Esta não é todavia a única interpretação complementar que as palavras dirigidas por Sua Santidade (como disse a espigadota Ana Drago) a Espanha merecem. Nelas é possível ainda divisar uma reduzidíssima indulgência perante a diferença e a diversidade. Há uma normatividade implícita naquele discurso que reduz o mundo estimável ao de esteio católico. Toda a ordem simbólico-cultural exterior ao catolicismo é enjeitada.
Se não estou errado, o seu pensamento correspondia pois ao arquétipo mental de um religioso anti-reforma (e outra vez se constatará o seu anacronismo). Estou convencido de que, bem lá no fundo dos fundos, o que o moveu a tornar-se paladino entusiasta do ecumenismo cristão foi a ideia de reunificação cristã sob a instituição papal. Conjecturo que era o seu sonho, a sua grande utopia. Sab(er)ia que seria impossível realizá-la em vida. Mas quis abrir áleas para que um dia toda a cristandade voltasse a ter um único líder, um único chefe. Uma comunidade de novo atomizada no acatamento (de preferência dócil) da palavra apostólica do sucessor de Pedro.
A Cláudia titulou-o grande líder religioso do seu tempo. Talvez um pouco das nossas significativas diferenças enraíze também aí. Deste lado, a bem de uma certa honestidade intelectual, devo confessar uma desconfiança genética de todas as formas de autoridade apresadas na noção de líder. É mesmo uma palavra que procuro manter afastada do meu léxico. Há cerca de cem anos atrás Durkheim ensinava que o conformismo lógico precede o conformismo moral. Sou com efeito constitutivamente avesso à ideia da necessidade (moral) de hierarquia.
Isto já se alongou sem dúvida demasiado, mas não gostaria de terminar sem apensar um breve apontamento lateral quanto à ânsia de apressar a beatificação e, não creio delirar, ulterior canonização de Karol Woytila. Chega-me que se baseia na proliferação putativamente documentada de testemunhos de pessoas que garantem a pés juntos terem sido beneficiárias de (literalmente agraciadas por) milagres operados pela mão do Papa polaco. Vejo a promiscuidade das campanhas institucional (da própria Igreja Católica), política e mediática para crismar a gloria in excelsis do Santo. Tudo isto merece-me uma frase de três palavras apenas: é simplesmente obsceno.

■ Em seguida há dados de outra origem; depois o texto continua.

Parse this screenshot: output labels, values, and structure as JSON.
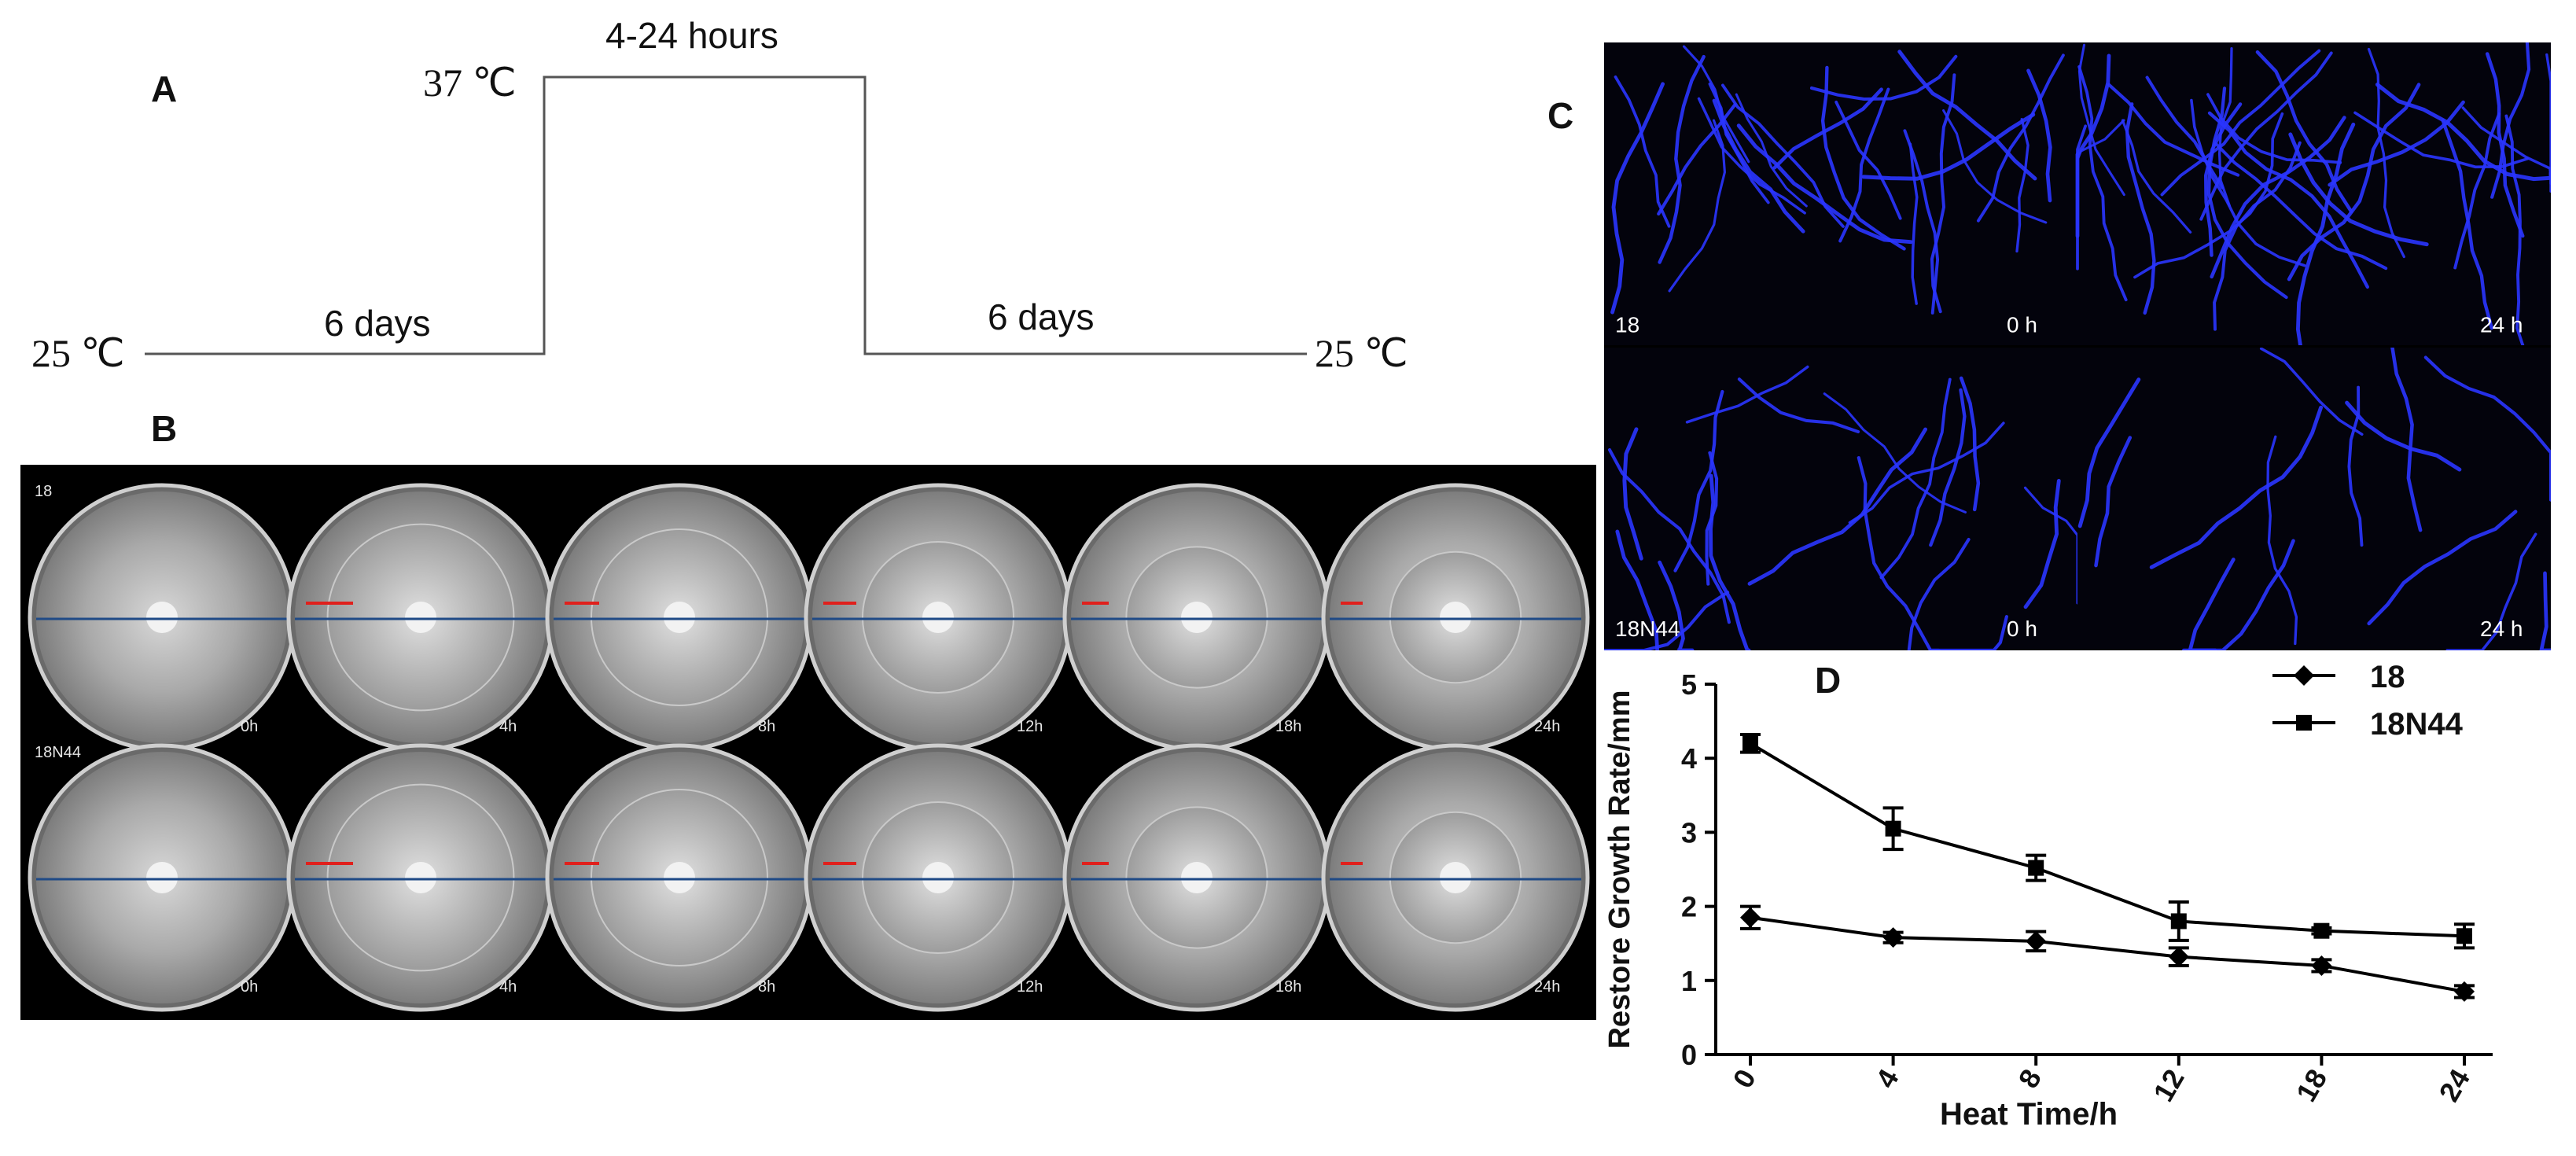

Deixei muito por dizer. Há todavia uma coisa que não quero soterrar. Quero agradecer à Cláudia. Pelo diálogo aberto, pelo estímulo a melhor sistematizar o conjunto de ideias que aqui expus.

Comentários

Anónimo disse…
MUITO BEM, BICHO!
Cláudia [ACV] disse…
Ainda estou a digerir o teu post-ensaio; mas vai haver lugar a resposta, claro!
Afonso Bivar disse…
Sim, Cláudia, não esperava outra coisa. Quando vier a público, lerei com a máxima atenção. Não aguardes contudo posterior réplica minha, por muito magnético que seja o desafio. Para o tipo de construção séria e elaborada que esta "parada e resposta" compele, não terei tempo nas próximas semanas, ou talvez meses.